She moved away. She changed her number. She got a good job at a biochem lab just half an hour from her dad’s home, and found a drafty room in a draftier old housing co-op full of friendly people, and the next several years went by in a peaceful blur of hard work and jocose nights bundled up on the couches with friends.

—

“You’re asexual, right?” one of these friends is asserting now. It’s Musichetta. At least, Cosette is pretty sure it’s Musichetta. It’s very late, and the air in this room is by now thoroughly infused with weed vapor, and there’s a lot of people packed in. So many that the huge living room is, for once, almost too warm.

“Me?” Cosette asks, after what feels like an eternal pause, but which is the very fastest she can force her misaligned brain cells to formulate a response.

“Yeah. It’s your turn. You said Truth. So I’m asking, are you asexual?”

The house is famous for not prying. But this is late and everyone’s wasted, and they all love each other. 

Cosette’s not sure where this question’s coming from. “I’m hell of sexual.”

Musichetta makes a very rude noise of dismissal, like cackling into a paper tube.

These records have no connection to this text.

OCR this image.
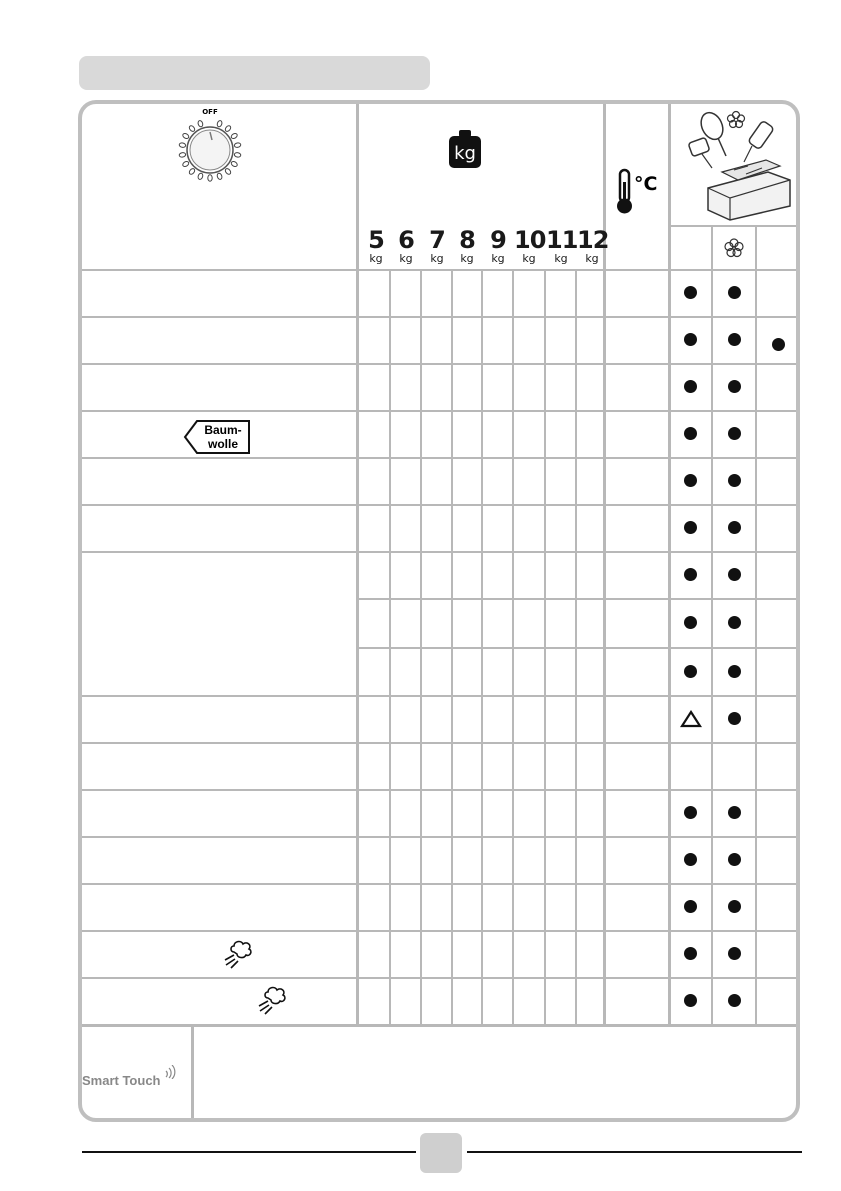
OFF
kg
5
kg
6
kg
7
kg
8
kg
9
kg
10
kg
11
kg
12
kg
°C
Baum-
wolle
Smart Touch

“What?” demands Cosette, mere minutes later.

“I bet you anything you haven’t fucked as long as I’ve known you. I’ve never even seen you _with_ anyone. We share a _wall_ , Cosette.”

“We share a wall,” Cosette repeats, frowning in thought. She knows that well enough. Musichetta’s side of the wall tends to be noisy. “But no. ’Chetta. The thing is—just cause I _want_ to doesn’t mean I _can_.”

“Oh, fuck youuuu,” Musichetta says, and Cosette opens her eyes enough to ascertain that her friends are all grinning at her, laughing. “You’re beautiful and, I don’t know, some kind of rocket scientist. There are willing subjects everywhere.”

“But—” Cosette starts. “But, Musichetta, I can’t. When. When I kiss people? It’s the worst.”

“Why?” Musichetta asks, her voice suddenly dropping low, below the music, so that probably just Cosette can hear. 

“Everyone I kiss, they fall in love with me.”

Musichetta’s laugh is a thing of beauty. Right now, though, it’s beautiful like a candlelit ballroom when you’re peering in from out in the snow. 

“Really,” Cosette says, forlorn. Musichetta’s smile drops away. This is Truth, though, and she’s left something out. “I haven’t kissed anyone in years. I have people I... There are people I have sex with. Sometimes. But that’s it.”

The last guy wasn’t exactly _excited_ about calling it quits, but at least he bore it. “This is it, then?” he asked, and Cosette, too giddy at the ease of separation, almost kissed him goodbye. She caught herself. 

“So yeah,” she says defensively. “I have sex. Just not in this house.” Not anything anyone could take seriously.

Musichetta tilts her head. “Huh,” she says, the words a heavy drip of doubt.

The others are all cheering for Bossuet, who is, on a dare from Jehan, who moved in last year, narrating an illustrated history of his life’s tattoos.

“I’m not trying to call you nuts,” she says, “but that shit sounds nuts.”

“I know.” It’s not like Cosette hasn’t had this conversation with herself five million times. 

“Like, you’re saying, if I were to just kiss you, I’d—?” ’Chetta turns for a moment to hoot as Bossuet peels off his shirt, then turns back, frowning. “I kiss everyone. I’ve definitely kissed you.”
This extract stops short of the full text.